Vendredi 13 décembre à 10h36, la grue à chenilles d’une capacité de levée de 600 tonnes, s’est donc mise en action: le dôme circulaire a progressivement quitté le sol pour s’élever dans les airs. Un moment à la fois solennel et impressionnant puisque l’opération concilie les extrêmes: une véritable horlogerie XXL où chaque seconde et chaque millimètre ont été précisément étudiés en amont. Si bien qu’au fil du levage, de la translation et de la rotation, le gigantesque dôme torisphérique de 35 mètres de diamètre, prenait des allures de soucoupe volante. Image quasi irréelle d’un chapeau d’acier suspendu dans les airs pendant près de 90 minutes. Outre les nombreuses personnes invitées à assister à l’opération, plusieurs centaines de salariés « chantier » du CEA s’étaient installées à proximité du chantier afin de participer à ce moment rare et exceptionnel. Le centre de Cadarache avait même installé des caméras afin que chacun puisse aussi, via l’intranet, visionner l’opération en direct sur son ordinateur.

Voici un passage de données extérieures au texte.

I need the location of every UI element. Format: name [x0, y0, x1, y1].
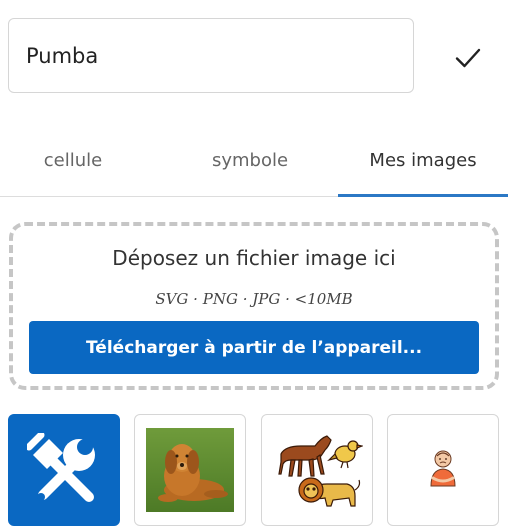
image-tile-dog-photo[interactable] [134, 414, 246, 526]
confirm-button[interactable] [444, 36, 492, 80]
animals-drawing [278, 435, 363, 507]
dog-photo [146, 428, 234, 512]
tab-mes-images[interactable]: Mes images [338, 138, 508, 197]
image-dropzone[interactable]: Déposez un fichier image ici SVG · PNG ·… [9, 222, 499, 390]
tab-label: symbole [211, 150, 289, 171]
image-tile-tools[interactable] [8, 414, 120, 526]
tab-symbole[interactable]: symbole [162, 138, 338, 196]
image-tile-animals[interactable] [261, 414, 373, 526]
tab-cellule[interactable]: cellule [0, 138, 146, 196]
tab-label: cellule [43, 150, 103, 171]
dropzone-formats-hint: SVG · PNG · JPG · <10MB [155, 290, 353, 308]
cell-name-input[interactable] [8, 18, 414, 93]
tools-icon [27, 433, 95, 502]
tab-bar: cellule symbole Mes images [0, 138, 508, 197]
checkmark-icon [455, 48, 481, 68]
person-drawing [430, 450, 456, 487]
tab-label: Mes images [369, 150, 477, 171]
image-tile-person[interactable] [387, 414, 499, 526]
image-editor-panel: cellule symbole Mes images Déposez un fi… [0, 0, 508, 532]
dropzone-title: Déposez un fichier image ici [112, 246, 396, 270]
upload-from-device-button[interactable]: Télécharger à partir de l’appareil... [29, 321, 479, 374]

Peu après midi, le futur coffrage métallique arrivait presque tranquillement à proximité de sa destination finale. La grue achevait l’ultime opération de translation et de levage avant que la toiture provisoire soit minutieusement placée en rotation … à la main! Là encore, le jeu des extrêmes était aussi surprenant qu’impressionnant afin d’aboutir à la précision millimétrée exigée sur ce type de chantier. Cette rigueur a d’ailleurs guidé chacune des étapes précédentes, notamment au niveau du montage au sol du dôme afin de réaliser un véritable ouvrage d’art: 5 kilomètres de soudure ont en effet été nécessaires pour assembler 51 éléments composés de tôles d’acier de 5 millimètres d’épaisseur. Même si, comme a tenu à le souligner Christophe Beretti, chef du projet de réalisation du RJH pour le CEA, « le succès de cette opération est le fruit d’une année complète de travail et de collaboration. Ce n’est pas l’opération d’une seule journée ni celle d’un seul fournisseur. En revanche, c’est un jalon majeur du projet: celui auquel on se devait de se conformer dans le cadre du Programme d’Investissement d’Avenir ».

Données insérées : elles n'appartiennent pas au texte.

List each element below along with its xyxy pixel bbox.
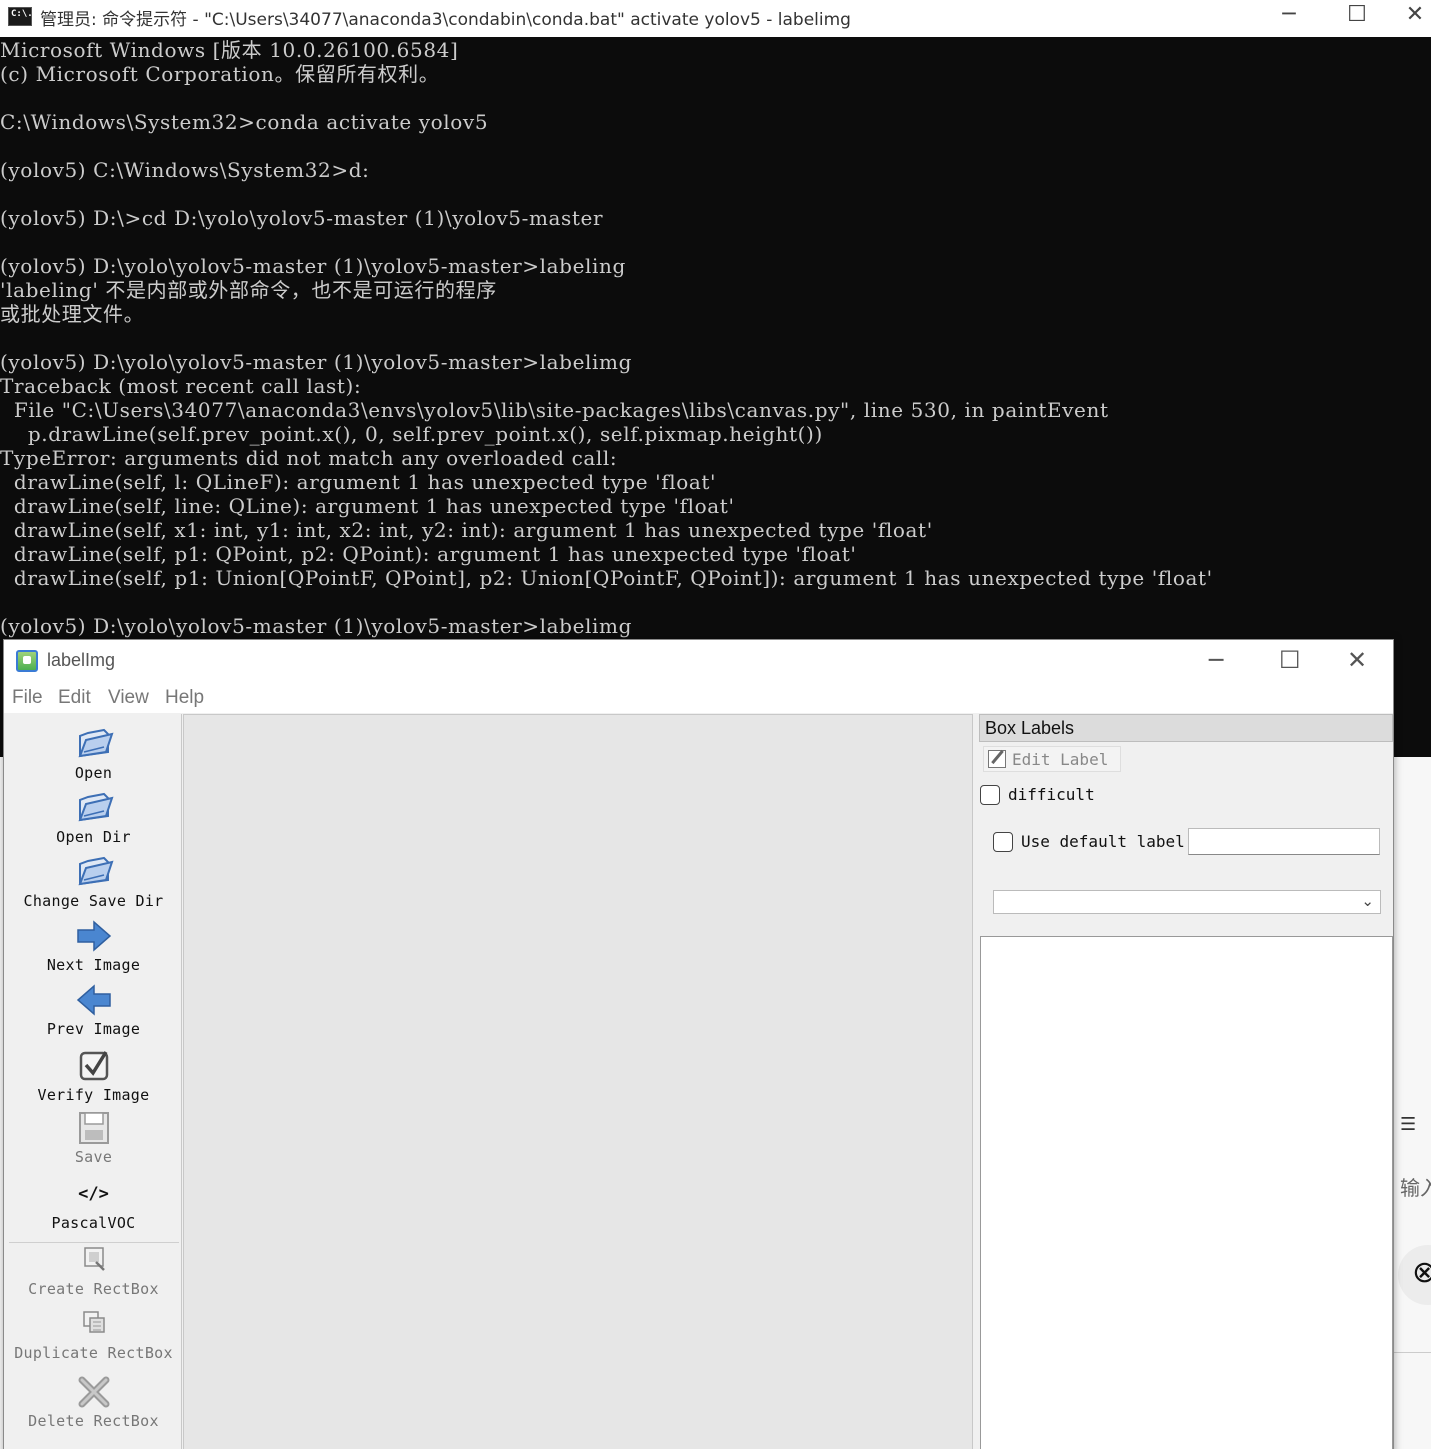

Le réacteur Jules Horowitz dont la construction et l’exploitation est le fruit d’une coopération internationale regroupant 12 partenaires de la recherche et de l’industrie: aux côtés du CEA, on retrouve donc les partenaires industriels, EDF, AREVA, VATTENFALL et les instituts de recherche SCK (Belgique), CIEMAT (Espagne), NRI (République Tchèque), VTT (Finlande), IAEC (Israël), DAE (Inde), JAEA (Japon), NNL (Royaume-Uni) et la commission européenne.
Le RJH est un réacteur expérimental dédié aux études de comportement sous irradiation des combustibles et des matériaux pour les différentes générations de réacteurs nucléaires. Sa création a été autorisée par décret, le 12 octobre 2009. Ses missions seront multiples puisqu’il servira au développement et à la qualification des matériaux et des combustibles utilisés dans les centrales actuelles et futures. Sûreté, maintien des compétences et formation feront également partie du quotidien du futur réacteur qui, en outre, produira des radio-isotopes pour la médecine.